The loan will be repaid when probate for Margaret, who died in June last year, has been granted. But meanwhile, because Alli has become an excuse for the Conservative press to attack Starmer, it has now been reported as if there were something sinister about it.

The Daily Mail has thrown it in with everything else. Alli was briefly given a pass to 10 Downing Street after the election. He lent Starmer his central London flat, inevitably described as a “penthouse”, so that his son could study in peace. Before then, Starmer used it during the pandemic to record videos. So what? I mean, really: “So what?” to all of it.

Some of the criticisms of Alli, or of Starmer for accepting the offer of a convenient central London flat, are just silly. These are perks that are not available to “normal” people, it is said. But non-politicians don’t have protesters and police camped outside their homes.

That is why I don’t think it is wrong for politicians to stay in rich people’s houses on holiday.

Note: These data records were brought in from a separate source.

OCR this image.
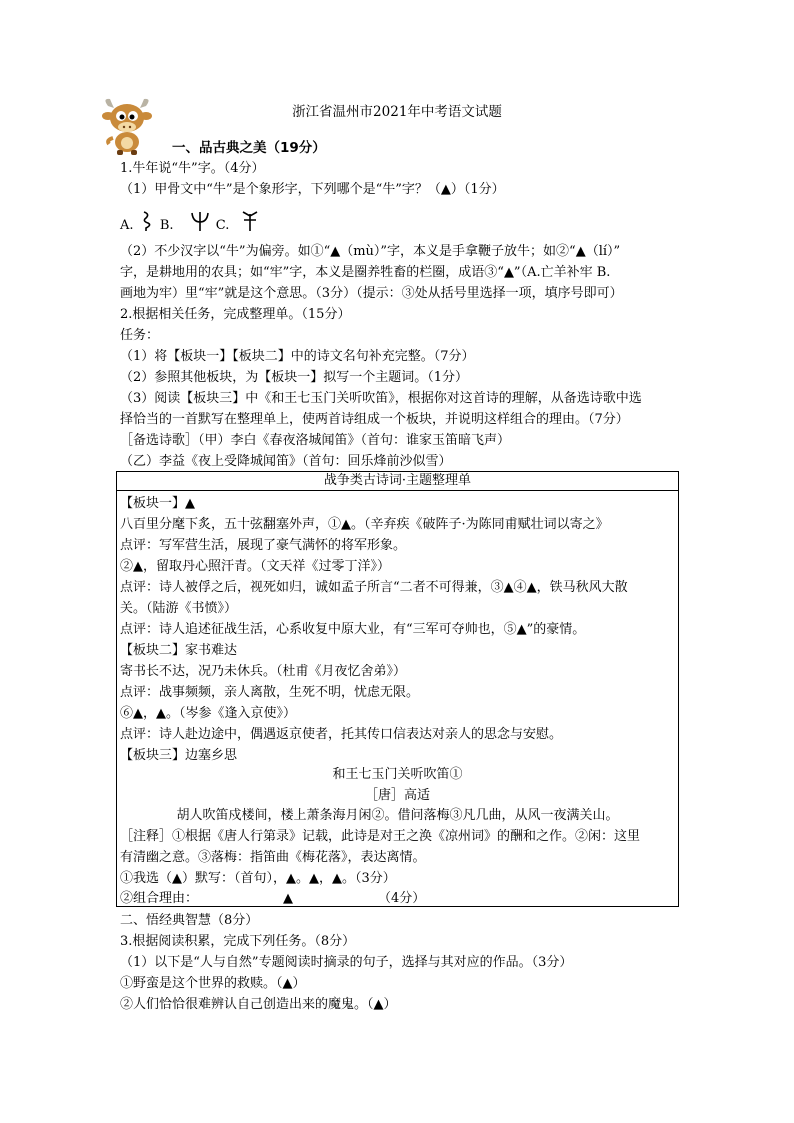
浙江省温州市2021年中考语文试题
一、品古典之美（19分）
1.牛年说“牛”字。（4分）
（1）甲骨文中“牛”是个象形字，下列哪个是“牛”字？（▲）（1分）
A. B.	C.
（2）不少汉字以“牛”为偏旁。如①“▲（mù）”字，本义是手拿鞭子放牛；如②“▲（lí）”
字，是耕地用的农具；如“牢”字，本义是圈养牲畜的栏圈，成语③“▲”（A.亡羊补牢 B.
画地为牢）里“牢”就是这个意思。（3分）（提示：③处从括号里选择一项，填序号即可）
2.根据相关任务，完成整理单。（15分）
任务：
（1）将【板块一】【板块二】中的诗文名句补充完整。（7分）
（2）参照其他板块，为【板块一】拟写一个主题词。（1分）
（3）阅读【板块三】中《和王七玉门关听吹笛》，根据你对这首诗的理解，从备选诗歌中选
择恰当的一首默写在整理单上，使两首诗组成一个板块，并说明这样组合的理由。（7分）
［备选诗歌］（甲）李白《春夜洛城闻笛》（首句：谁家玉笛暗飞声）
（乙）李益《夜上受降城闻笛》（首句：回乐烽前沙似雪）
战争类古诗词·主题整理单
【板块一】▲
八百里分麾下炙，五十弦翻塞外声，①▲。（辛弃疾《破阵子·为陈同甫赋壮词以寄之》
点评：写军营生活，展现了豪气满怀的将军形象。
②▲，留取丹心照汗青。（文天祥《过零丁洋》）
点评：诗人被俘之后，视死如归，诚如孟子所言“二者不可得兼，③▲④▲，铁马秋风大散
关。（陆游《书愤》）
点评：诗人追述征战生活，心系收复中原大业，有“三军可夺帅也，⑤▲”的豪情。
【板块二】家书难达
寄书长不达，况乃未休兵。（杜甫《月夜忆舍弟》）
点评：战事频频，亲人离散，生死不明，忧虑无限。
⑥▲，▲。（岑参《逢入京使》）
点评：诗人赴边途中，偶遇返京使者，托其传口信表达对亲人的思念与安慰。
【板块三】边塞乡思
和王七玉门关听吹笛①
［唐］高适
胡人吹笛戍楼间，楼上萧条海月闲②。借问落梅③凡几曲，从风一夜满关山。
［注释］①根据《唐人行第录》记载，此诗是对王之涣《凉州词》的酬和之作。②闲：这里
有清幽之意。③落梅：指笛曲《梅花落》，表达离情。
①我选（▲）默写：（首句），▲。▲，▲。（3分）
②组合理由：	▲	（4分）
二、悟经典智慧（8分）
3.根据阅读积累，完成下列任务。（8分）
（1）以下是“人与自然”专题阅读时摘录的句子，选择与其对应的作品。（3分）
①野蛮是这个世界的救赎。（▲）
②人们恰恰很难辨认自己创造出来的魔鬼。（▲）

Especially if there are children involved, as there were when Tony Blair did it. I don’t see anything wrong with Angela Rayner staying at Alli’s apartment in New York, either – even if the Mail does describe it in breathless estate-agentese as having “breathtaking views of the Empire State Building”, with its own “gym, jacuzzi and pool”.

As long as it is all declared – and another mistake Starmer, Rayner and Rachel Reeves made was the failure to make full and prompt disclosure – then we can all see and marvel at the generosity of Alli.

His motivations are equally transparent. He has no business interests to secure – he made his money long ago. I am sure he wants to be liked and enjoys being a friend and adviser to the powerful, but he mainly wants a sensible, social-democratic Labour Party to win.

The Daily Mail, on the other hand, wants to drive sensible people, especially those with young families, out of politics. We must not let it succeed.